It’s been a busy spring. Sometimes I wonder where my time goes to before being shelved in the back of my mind, but I know full well of life’s appetites for the stuff. Time is delicious. Time is vitamins for Life. Life eats that shit up like it’s going out of style.
Simeon is growing into a proper, wonderful, opinionated little person. He’s just hit the 17 month mark, and I find myself laughing, frustrated, and scared to bits more and more as he learns new ways to attack and consume life right back. It’s no wonder Life needs to keep eating time. His latest little quirk is his ability to frown…usually when he means it, but it’s hilarious when he does so as he flips back and forth between an Awesome-Face smile and this serious “I don’t think so, Tim” grimace. He’s also getting more frustrated that we can’t understand his baby-talk. I think he’s eventually going to give up on us and learn English. I can’t wait.
Senie is enjoying work, having great time while driving, and is as wonderful as ever, though I do get concerned that www.thatguywiththeglasses.com will start setting up a server mirror in our house to alleviate the bandwidth she uses from their site.
As for me, I just got back from my first multi-country motorcycle ride.
Cramming your arse and fifty pounds of camping gar onto a Supersport bike for Four Thousand KM on what ended up being a fading rear tire is definitely not something I would recommend to everyone. Surely there are more comfortable bikes for a long journey and easier ways to enjoy the sights besides hearing the noise of road, air and engine screaming for hours on end. I think they call them Cruisers or Sport Touring bikes…

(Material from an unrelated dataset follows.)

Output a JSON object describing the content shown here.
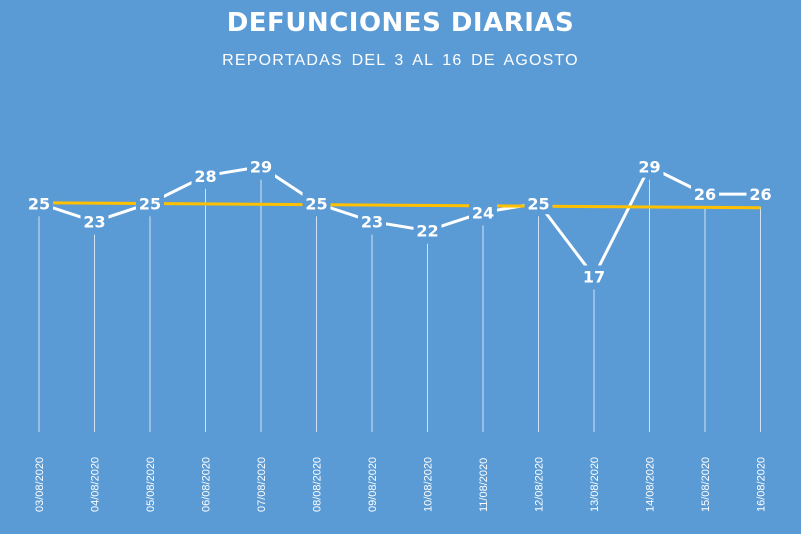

Yep. Definitely not something I would recommend to everyone. After all, I know people who simply cannot drive. I know a bunch of babies who wouldn’t be able to reach the controls. I also know of a few people who are blind, or legless.
Everyone else, though, I’d recommend it in a quarter-heartbeat.

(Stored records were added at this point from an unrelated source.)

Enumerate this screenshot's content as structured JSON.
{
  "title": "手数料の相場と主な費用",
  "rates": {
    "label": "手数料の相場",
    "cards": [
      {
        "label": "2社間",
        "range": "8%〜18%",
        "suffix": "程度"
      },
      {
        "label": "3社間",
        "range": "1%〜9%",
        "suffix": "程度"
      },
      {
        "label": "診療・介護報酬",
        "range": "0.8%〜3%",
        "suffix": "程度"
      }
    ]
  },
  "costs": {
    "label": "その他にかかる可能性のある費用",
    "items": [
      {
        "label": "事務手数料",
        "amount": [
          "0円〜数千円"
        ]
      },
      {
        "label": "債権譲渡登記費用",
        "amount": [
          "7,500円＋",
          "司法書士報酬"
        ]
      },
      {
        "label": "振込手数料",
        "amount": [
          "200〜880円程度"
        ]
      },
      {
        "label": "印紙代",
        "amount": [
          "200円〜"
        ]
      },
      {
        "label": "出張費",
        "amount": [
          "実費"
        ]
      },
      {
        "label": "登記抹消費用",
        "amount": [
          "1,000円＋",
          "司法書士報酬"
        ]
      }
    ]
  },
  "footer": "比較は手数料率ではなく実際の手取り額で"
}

Oh, I’ll be looking into getting a softer seat, and maybe some adjustable rear sets to help my knees not explode after a long day’s ride, but for my first honest to goodness, seat of my pants, everything in a few duffel bags adventure…it was absolutely incredible.

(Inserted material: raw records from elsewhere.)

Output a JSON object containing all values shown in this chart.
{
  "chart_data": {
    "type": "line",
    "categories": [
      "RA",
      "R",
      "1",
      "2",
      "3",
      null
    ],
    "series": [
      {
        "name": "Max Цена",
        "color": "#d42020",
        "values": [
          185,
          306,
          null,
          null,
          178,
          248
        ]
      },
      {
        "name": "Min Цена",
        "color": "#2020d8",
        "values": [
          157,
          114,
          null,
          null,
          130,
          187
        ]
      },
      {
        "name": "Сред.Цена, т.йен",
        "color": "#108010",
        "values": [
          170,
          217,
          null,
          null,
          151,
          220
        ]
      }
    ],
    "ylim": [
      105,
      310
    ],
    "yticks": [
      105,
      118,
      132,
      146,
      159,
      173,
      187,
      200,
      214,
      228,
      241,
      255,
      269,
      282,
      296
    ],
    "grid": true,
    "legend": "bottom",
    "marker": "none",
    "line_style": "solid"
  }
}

Weaving up and down through the Rocky Mountains, riding through clouds, passing RV after RV…even the regular bouts of road construction were more of an excuse to look around and enjoy the view instead of complain about delays. The best part, however, happened sometime after Lake Louise, when the mountains engulfed my senses and I was driving through a different kind of forest than I normally know. I was back in BC. Northern BC. I haven’t been this close to my birthplace for close to a decade…or more? I honestly can’t remember when it was.
It’s such a simple, subtle change. The greens look more like the greens you remember. The trees look more like the trees you remember. Those DNA-engraved qualities of the world, the sky, the stars…they all suddenly become vivid and important and nostalgic again and you suddenly shout out with glee…yes! I remember! I REMEMBER! And the smells! Oh Lord! The smells! Just the way the forest smells when you ride through a brewing summer shower, or the heat of the road lights upon your nostrils every little twig, bug and piece of stone. You can get the vision from the seat of a car, but the smell…the feel…the visceral and magnetic attachment to your environment…you need to be exposed for that to happen. You need to be in the environment to receive it all. You need to be on a bike.
I can’t really explain the differences between BC and the Rest Of The World completely. I don’t know if it has echoes all over the land, or if it is truly unique, but it certainly feels biased to the latter. There is simply no other way to describe the way the forest coming right up to the edge of the road and towering over you like a battlement. There’s no way to describe the slow, calming rivers of city traffic and the reckless abandon of the highway speeds. Everywhere you go, a place to stop that overlooks an incredible scene, and everywhere you go, hours and miles to travel before you get to your destination, no matter how close you thought you were. It’s like being lost in a dream with a road map that may or may not lead to buried treasure at the end, but you suspect that it was printed just as an excuse to get you out there to experience the road.
I love Alberta, and only the most jaded BC migrates ever say there are no trees here, or its not nearly as beautiful…it is. It really is. But there was something…soul-healing…to be back in the lands I used to call the entire world when I was less than ten years old. It’s no wonder that 1 in 3 people still live in their birth town.
Though, I suspect that it isn’t nearly as much fun coming back home if you never went away in the first place.